Thursday, September 13, 2018
Dick Osburn

Dick Osburn had a 36-year career in ground navigation, trajectory operations and flight development for Apollo, Skylab and Space Shuttle missions. While leading NASA’s flight navigation center, he discovered the anomaly that aborted Apollo 13’s plans for a moon landing.

Retired NASA space flight navigation specialist Dick Osburn will discuss the thrills and risks of American space travel during two events at the Hatfield Hall Theater on Thursday, Sept. 20.

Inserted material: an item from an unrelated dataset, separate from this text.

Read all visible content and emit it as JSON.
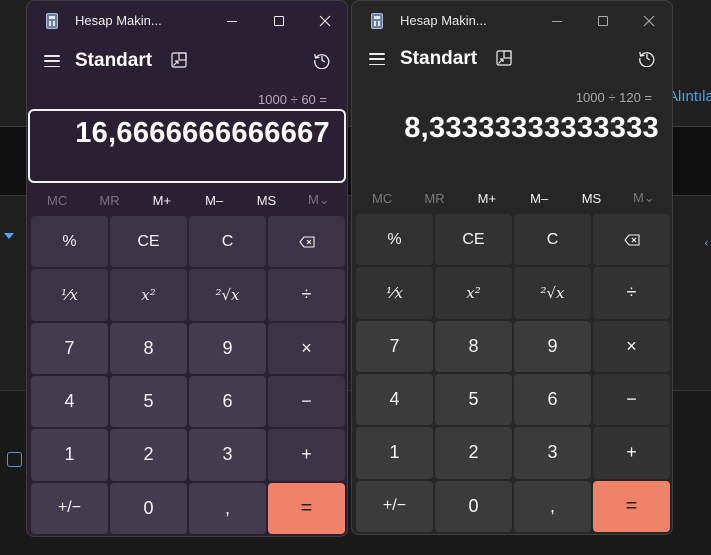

Osburn will be featured in a special campus convocation from 11 a.m. to 12:15 p.m. Then, he will give remarks at 7 p.m. that introduce the showing of the movie “Apollo 13” immediately following. The film presentation, originally scheduled for Wednesday, conflicted with other events on campus and was moved to Thursday to allow more students the opportunity to attend.

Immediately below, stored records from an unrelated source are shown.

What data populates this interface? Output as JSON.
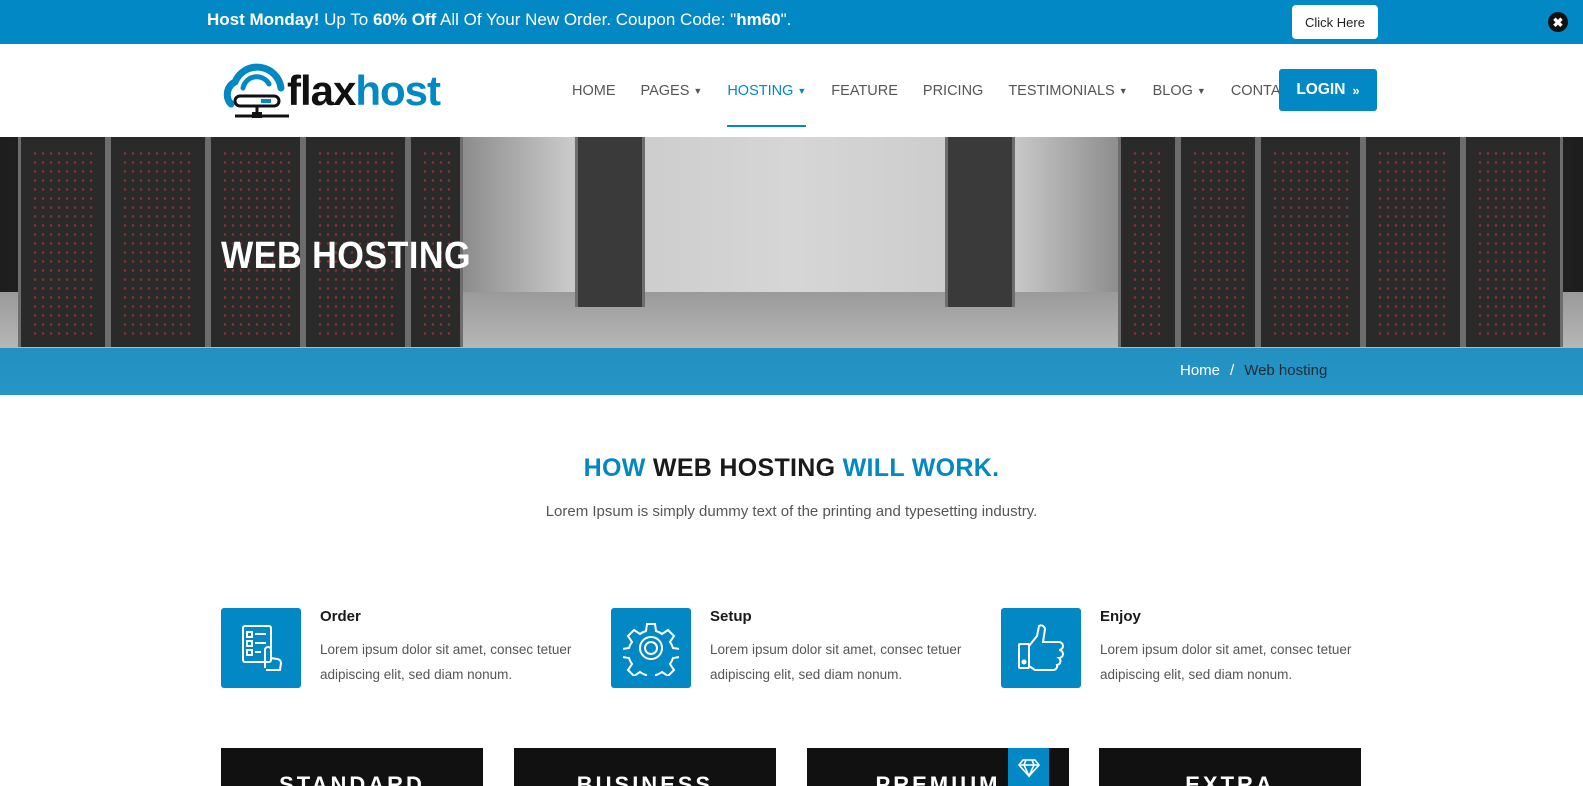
{
  "promo": {
    "bold_1": "Host Monday!",
    "text_1": " Up To ",
    "bold_2": "60% Off",
    "text_2": " All Of Your New Order. Coupon Code: \"",
    "bold_3": "hm60",
    "text_3": "\".",
    "button_label": "Click Here",
    "close_icon": "✖"
  },
  "logo": {
    "part_1": "flax",
    "part_2": "host"
  },
  "nav": {
    "items": [
      {
        "label": "HOME",
        "caret": ""
      },
      {
        "label": "PAGES",
        "caret": "⌄"
      },
      {
        "label": "HOSTING",
        "caret": "⌄"
      },
      {
        "label": "FEATURE",
        "caret": ""
      },
      {
        "label": "PRICING",
        "caret": ""
      },
      {
        "label": "TESTIMONIALS",
        "caret": "⌄"
      },
      {
        "label": "BLOG",
        "caret": "⌄"
      },
      {
        "label": "CONTACT",
        "caret": ""
      }
    ],
    "login_label": "LOGIN",
    "login_icon": "»"
  },
  "hero": {
    "title": "WEB HOSTING",
    "breadcrumb": {
      "home": "Home",
      "separator": "/",
      "current": "Web hosting"
    }
  },
  "section": {
    "title_part_1": "HOW",
    "title_part_2": "WEB HOSTING",
    "title_part_3": "WILL WORK.",
    "subtitle": "Lorem Ipsum is simply dummy text of the printing and typesetting industry."
  },
  "steps": [
    {
      "icon": "checklist-hand-icon",
      "title": "Order",
      "text": "Lorem ipsum dolor sit amet, consec tetuer adipiscing elit, sed diam nonum."
    },
    {
      "icon": "gear-icon",
      "title": "Setup",
      "text": "Lorem ipsum dolor sit amet, consec tetuer adipiscing elit, sed diam nonum."
    },
    {
      "icon": "thumbs-up-icon",
      "title": "Enjoy",
      "text": "Lorem ipsum dolor sit amet, consec tetuer adipiscing elit, sed diam nonum."
    }
  ],
  "plans": [
    {
      "title": "STANDARD"
    },
    {
      "title": "BUSINESS"
    },
    {
      "title": "PREMIUM",
      "badge_icon": "diamond-icon"
    },
    {
      "title": "EXTRA"
    }
  ],
  "colors": {
    "accent": "#0288c5",
    "dark": "#111111",
    "text": "#555555"
  }
}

Both events are free and open to the public. However, advance reservations for the public are required at rose-hulman.edu/Osburn. The convocation will be available for viewing online at rose-hulman.edu/WatchOsburn.

Osburn, a 1967 Rose-Hulman mathematics alumnus, was at the forefront of history as a member of the Johnson Space Center’s Ground Navigation Section for the historic Apollo missions. His involvement started shortly after graduation in a support role for Apollo 7, the first manned Apollo flight, in the fall of 1968. A series of missions followed to establish all of the technology necessary to land a module on the moon’s surface. Then, in the summer of 1969, he helped set a course in NASA’s Mission Control in Houston as Apollo 11 executed the first landing on the moon.

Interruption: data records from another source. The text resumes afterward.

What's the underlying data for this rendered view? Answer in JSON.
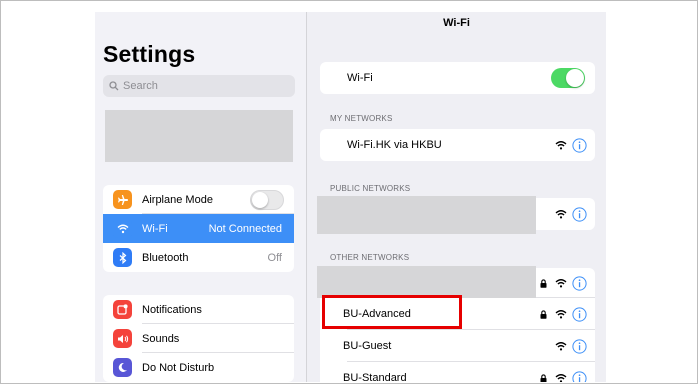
{
  "settings": {
    "title": "Settings",
    "search_placeholder": "Search",
    "connectivity": [
      {
        "label": "Airplane Mode",
        "value": "",
        "icon": "airplane-icon",
        "color": "#f7931e"
      },
      {
        "label": "Wi-Fi",
        "value": "Not Connected",
        "icon": "wifi-icon",
        "color": "#3d8ff7"
      },
      {
        "label": "Bluetooth",
        "value": "Off",
        "icon": "bluetooth-icon",
        "color": "#2f7cf6"
      }
    ],
    "general": [
      {
        "label": "Notifications",
        "icon": "notifications-icon",
        "color": "#f4433b"
      },
      {
        "label": "Sounds",
        "icon": "sounds-icon",
        "color": "#f4433b"
      },
      {
        "label": "Do Not Disturb",
        "icon": "moon-icon",
        "color": "#5856d6"
      }
    ]
  },
  "wifi": {
    "nav_title": "Wi-Fi",
    "toggle_label": "Wi-Fi",
    "toggle_on": true,
    "my_networks_header": "MY NETWORKS",
    "my_networks": [
      {
        "name": "Wi-Fi.HK via HKBU"
      }
    ],
    "public_networks_header": "PUBLIC NETWORKS",
    "other_networks_header": "OTHER NETWORKS",
    "other_networks": [
      {
        "name": "BU-Advanced",
        "locked": true
      },
      {
        "name": "BU-Guest",
        "locked": false
      },
      {
        "name": "BU-Standard",
        "locked": true
      }
    ]
  },
  "colors": {
    "accent": "#3d8ff7",
    "toggle_on": "#4cd964",
    "highlight": "#e60000"
  }
}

Osburn was the first NASA employee to discover an anomaly in the 1970 Apollo 13 flight and alerted the flight director to the dangerous situation. This caused the mission to be aborted under nail-biting circumstances that were documented in the Ron Howard-directed “Apollo 13” movie.

Osburn’s leadership role in U.S. space exploration continued with NASA’s Skylab missions and early Space Shuttle flights, and he became head of the Ground Navigation Section in 1980. Within five years the Marion, Ind., native was leading the Trajectory Operations Group for Rockwell Space Operations Company, which took over management of Space Shuttle flights. Later, he was director of Flight Design and Dynamics, an organization of more than 600 engineers and technical support personnel that was in charge of pre-flight planning, mission support and maintenance of supporting computer software.

His 36-year career also included assisting in the formation of the United Space Alliance, a consortium of commercial entities led by Boeing and Lockheed, and the Orbiter Element, a group responsible for the development and maintenance of Space Shuttle flights. He retired in 2003.

Dick and his wife Ruth live near Houston.